Fabian Hambüchen hatte bei seinen bisherigen Auftritten in Baku wenig Glück. Bild: dpa
Trotz seiner Reck-Gala hat Turnstar Fabian Hambüchen die erhoffte Mehrkampf-Medaille bei den Europaspielen wegen einer Fingerblessur klar verpasst. Wie auch Olympia-Hoffnung Sophie Scheder blieb der frühere Reck-Weltmeister am Donnerstag hinter seiner Vorkampf-Leistung zurück und wurde Fünfter.

"Ich musste mich heute schon durchkämpfen", sagte Hambüchen, der sich beim Einturnen einen Finger verletzte. Mit einem dicken Eisbeutel kühlte er die Blessur, die Hoffnung auf Gold am Reck am Samstag soll dies nicht schmälern. Die 18 Jahre alte Scheder verspielte als Vierte ihre Edelmetall-Chance durch einen Sturz am Stufenbarren.

Das Highlight aus deutscher Sicht am sechsten Entscheidungstag setzte Gewehrschütze Henri Junghänel, der nervenstark über 50 Meter liegend Gold holte. Der 27-Jährige blieb bis zum Ende seines Finals cool, überholte mit den letzten beiden fast perfekten Schüssen den Italiener Marco di Nicolo und sicherte dem deutschen Team damit einen Quotenplatz für Olympia 2016 in Rio de Janeiro.

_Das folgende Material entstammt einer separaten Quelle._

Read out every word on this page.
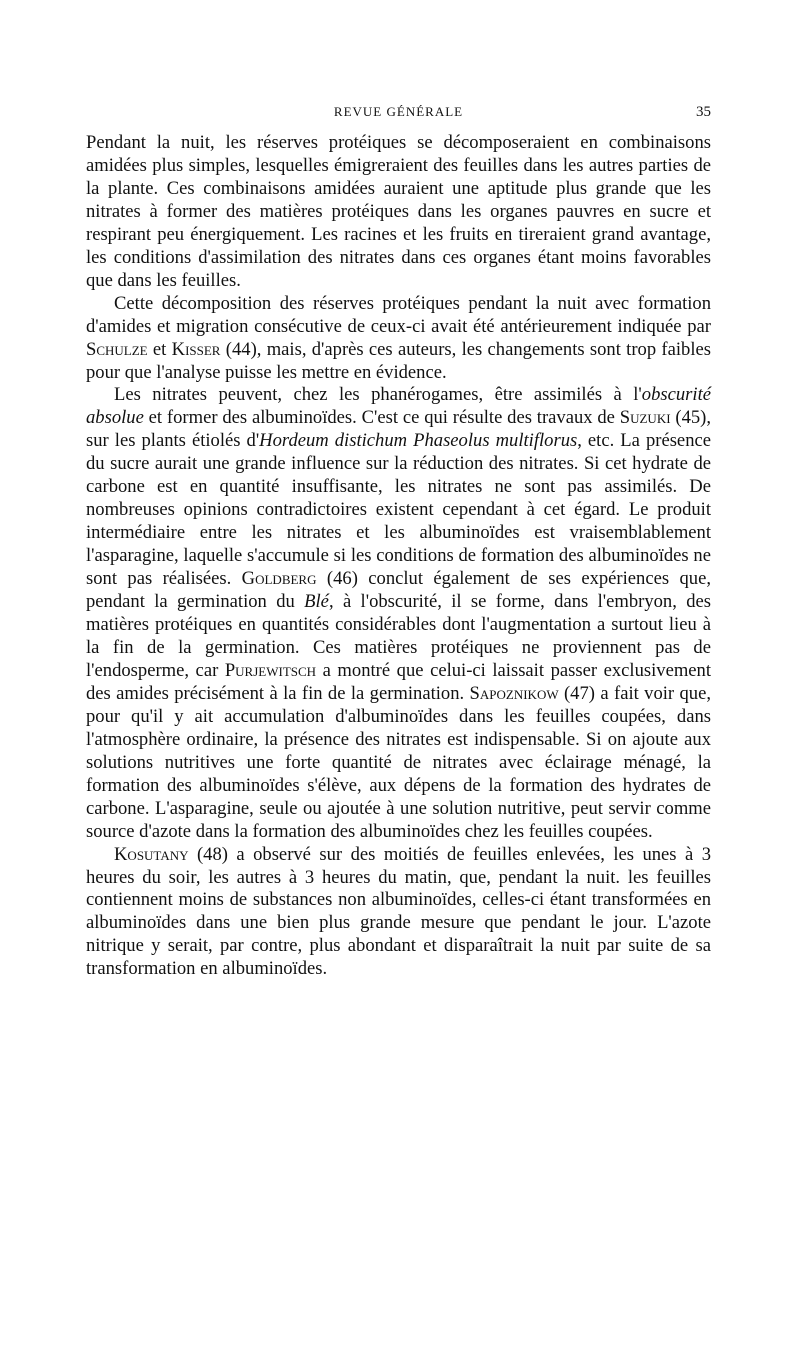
REVUE GÉNÉRALE	35

Pendant la nuit, les réserves protéiques se décomposeraient en combinaisons amidées plus simples, lesquelles émigreraient des feuilles dans les autres parties de la plante. Ces combinaisons amidées auraient une aptitude plus grande que les nitrates à former des matières protéiques dans les organes pauvres en sucre et respirant peu énergiquement. Les racines et les fruits en tireraient grand avantage, les conditions d'assimilation des nitrates dans ces organes étant moins favorables que dans les feuilles.

Cette décomposition des réserves protéiques pendant la nuit avec formation d'amides et migration consécutive de ceux-ci avait été antérieurement indiquée par Schulze et Kisser (44), mais, d'après ces auteurs, les changements sont trop faibles pour que l'analyse puisse les mettre en évidence.

Les nitrates peuvent, chez les phanérogames, être assimilés à l'obscurité absolue et former des albuminoïdes. C'est ce qui résulte des travaux de Suzuki (45), sur les plants étiolés d'Hordeum distichum Phaseolus multiflorus, etc. La présence du sucre aurait une grande influence sur la réduction des nitrates. Si cet hydrate de carbone est en quantité insuffisante, les nitrates ne sont pas assimilés. De nombreuses opinions contradictoires existent cependant à cet égard. Le produit intermédiaire entre les nitrates et les albuminoïdes est vraisemblablement l'asparagine, laquelle s'accumule si les conditions de formation des albuminoïdes ne sont pas réalisées. Goldberg (46) conclut également de ses expériences que, pendant la germination du Blé, à l'obscurité, il se forme, dans l'embryon, des matières protéiques en quantités considérables dont l'augmentation a surtout lieu à la fin de la germination. Ces matières protéiques ne proviennent pas de l'endosperme, car Purjewitsch a montré que celui-ci laissait passer exclusivement des amides précisément à la fin de la germination. Sapoznikow (47) a fait voir que, pour qu'il y ait accumulation d'albuminoïdes dans les feuilles coupées, dans l'atmosphère ordinaire, la présence des nitrates est indispensable. Si on ajoute aux solutions nutritives une forte quantité de nitrates avec éclairage ménagé, la formation des albuminoïdes s'élève, aux dépens de la formation des hydrates de carbone. L'asparagine, seule ou ajoutée à une solution nutritive, peut servir comme source d'azote dans la formation des albuminoïdes chez les feuilles coupées.

Kosutany (48) a observé sur des moitiés de feuilles enlevées, les unes à 3 heures du soir, les autres à 3 heures du matin, que, pendant la nuit. les feuilles contiennent moins de substances non albuminoïdes, celles-ci étant transformées en albuminoïdes dans une bien plus grande mesure que pendant le jour. L'azote nitrique y serait, par contre, plus abondant et disparaîtrait la nuit par suite de sa transformation en albuminoïdes.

Dimitrij Ovtcharov wahrte als letzter Vertreter der deutschen Tischtennis-Asse die Chance auf den Einzel-Titel. Nach der Abreise des erkrankten Timo Boll und dem Aus des Damen-Duos gewann der Weltranglisten-Sechste gegen den Kroaten Andrej Gacina und trifft nun im Halbfinale auf Paul Drinkhall aus Großbritannien. Beim Wasserspringen holte die 14-jährige Elena Wassen, die Jüngste im deutschen Baku-Team, Bronze vom Turm. Bei den Europaspielen werden alle Beckenwettbewerbe als Jugend-Event ausgetragen.